The property, in the Park-Woodlawn area, also would include up to 17,000 square feet of retail, entertainment and office space.

Planners recommended approval of the rezoning in part because the site is in a mixed-use activity center, which is a priority area to accommodate future growth that is conducive to walking, and the proposed development supports the goal to reduce the amount of surface parking lots.

But LaWana Mayfield, a Democrat and chair of the council’s Housing and Neighborhood Development Committee, asked how the project would improve workforce housing, which is considered to be affordable to people in such professions as teaching, firefighting, policing, health care, and local government.

“As the city of Charlotte is developing and we’re becoming more and more expensive, is there any conversation or consideration for any workforce units in this development?” she asked Jeff Brown, who represented the petitioner.

Mayfield said she was asking “just in case we happen to have a teacher that might want to live over there.”

Brown replied that the proposed development doesn’t include a workforce component.

Johnson Development, he said, has worked on the plan for several months and “worked hard to deal with the unit mix, deal with the building design, deal with the ground-floor retail.”

He added, “We appreciate the global desire or the goal which the council has enumerated for workforce housing. This project is not displacing any of the existing tenants.”

Workforce housing aims to help people who work in many service and support industries but have incomes that often are less – sometimes considerably less – than what is required to support “a reasonably comfortable life,” the Greater Charlotte Apartment Association said in a 2010 report.

In Mecklenburg County, 46 percent of renters are considered “cost burdened,” spending more than 30 percent of their gross income on housing costs, according to the UNC Charlotte Urban Institute.

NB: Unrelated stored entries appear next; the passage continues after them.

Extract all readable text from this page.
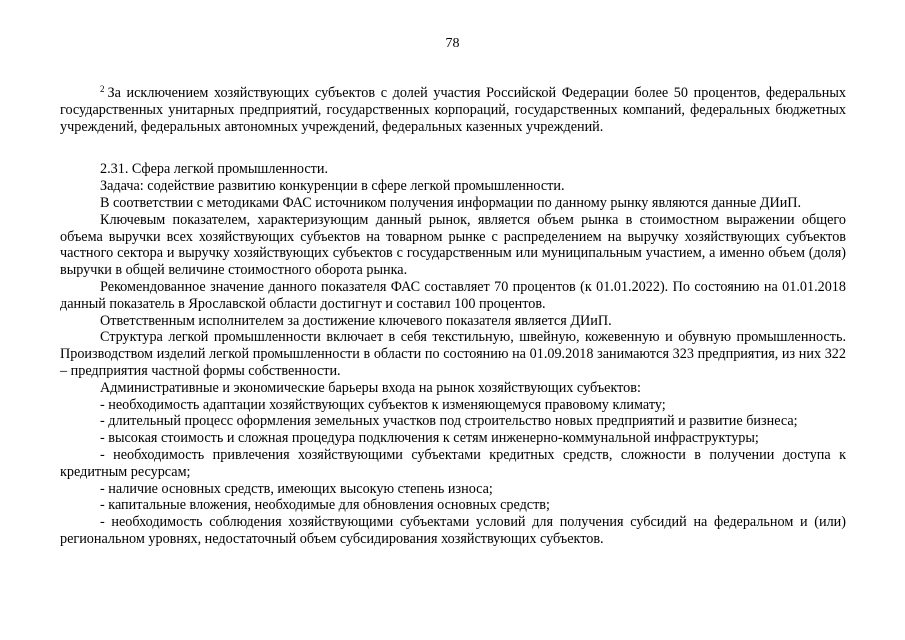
78

$^2$ За исключением хозяйствующих субъектов с долей участия Российской Федерации более 50 процентов, федеральных государственных унитарных предприятий, государственных корпораций, государственных компаний, федеральных бюджетных учреждений, федеральных автономных учреждений, федеральных казенных учреждений.

2.31. Сфера легкой промышленности.

Задача: содействие развитию конкуренции в сфере легкой промышленности.

В соответствии с методиками ФАС источником получения информации по данному рынку являются данные ДИиП.

Ключевым показателем, характеризующим данный рынок, является объем рынка в стоимостном выражении общего объема выручки всех хозяйствующих субъектов на товарном рынке с распределением на выручку хозяйствующих субъектов частного сектора и выручку хозяйствующих субъектов с государственным или муниципальным участием, а именно объем (доля) выручки в общей величине стоимостного оборота рынка.

Рекомендованное значение данного показателя ФАС составляет 70 процентов (к 01.01.2022). По состоянию на 01.01.2018 данный показатель в Ярославской области достигнут и составил 100 процентов.

Ответственным исполнителем за достижение ключевого показателя является ДИиП.

Структура легкой промышленности включает в себя текстильную, швейную, кожевенную и обувную промышленность. Производством изделий легкой промышленности в области по состоянию на 01.09.2018 занимаются 323 предприятия, из них 322 – предприятия частной формы собственности.

Административные и экономические барьеры входа на рынок хозяйствующих субъектов:

- необходимость адаптации хозяйствующих субъектов к изменяющемуся правовому климату;

- длительный процесс оформления земельных участков под строительство новых предприятий и развитие бизнеса;

- высокая стоимость и сложная процедура подключения к сетям инженерно-коммунальной инфраструктуры;

- необходимость привлечения хозяйствующими субъектами кредитных средств, сложности в получении доступа к кредитным ресурсам;

- наличие основных средств, имеющих высокую степень износа;

- капитальные вложения, необходимые для обновления основных средств;

- необходимость соблюдения хозяйствующими субъектами условий для получения субсидий на федеральном и (или) региональном уровнях, недостаточный объем субсидирования хозяйствующих субъектов.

That’s due in large part to rising rents and falling wages.

The average rent in Charlotte now exceeds $1,000 a month, according to Real Data, which tracks apartment markets in the major Southeast markets.

At the rezoning hearing, Fallon pressed the workforce housing issue, saying,  “With 300 units, I thought that maybe you could find a place for five for workforce housing and change something around.

“It would make it much more palatable.”

“We appreciate your input tonight, thank you,” Brown replied.
Ed Driggs, another Republican council member, shared Smith’s view, saying, “We need to be careful when we talk about how we like affordable housing, that we not give the appearance that the (zoning) decision turns on that.”

He said the council needs a “better-articulated strategy“ for its housing goals “because having people work for months on a proposal and then come in and hear things that they weren’t prepared for on an ad hoc basis” makes the process more difficult.

Councilwoman Julie Eiselt, a Democrat, said the council needs to set guidelines for developers and ask, “What do you need from us to be able to include four or five units (of workforce housing)?

”And if there’s something there that makes it attractive to you, then we’ve got to find some tools in our arsenal to come up with,” she said.

Mayor Jennifer Roberts said questions have been mounting “with the numbers of petitions we’ve had, the rezonings, the just accelerated development.

“It is not sustainable to develop at this pace without taking into account the needs of the overall community, the workforce, the families and the big picture stepping back,” she said.

The private sector must work with the public sector, Roberts said.

“It’s heaving lifting for all of us,” she said.

As the debate continues, the building industry is closely monitoring the council’s intent, Nanfelt said.

“People are going to keep moving here,” he said. “We just need to make sure that the availability is there long into the future.”

“If we make things too difficult on the development community, they’re just going to go across the state line,” he said. “Fort Mill would be happy to take that on. Rock Hill would be happy to take that on.”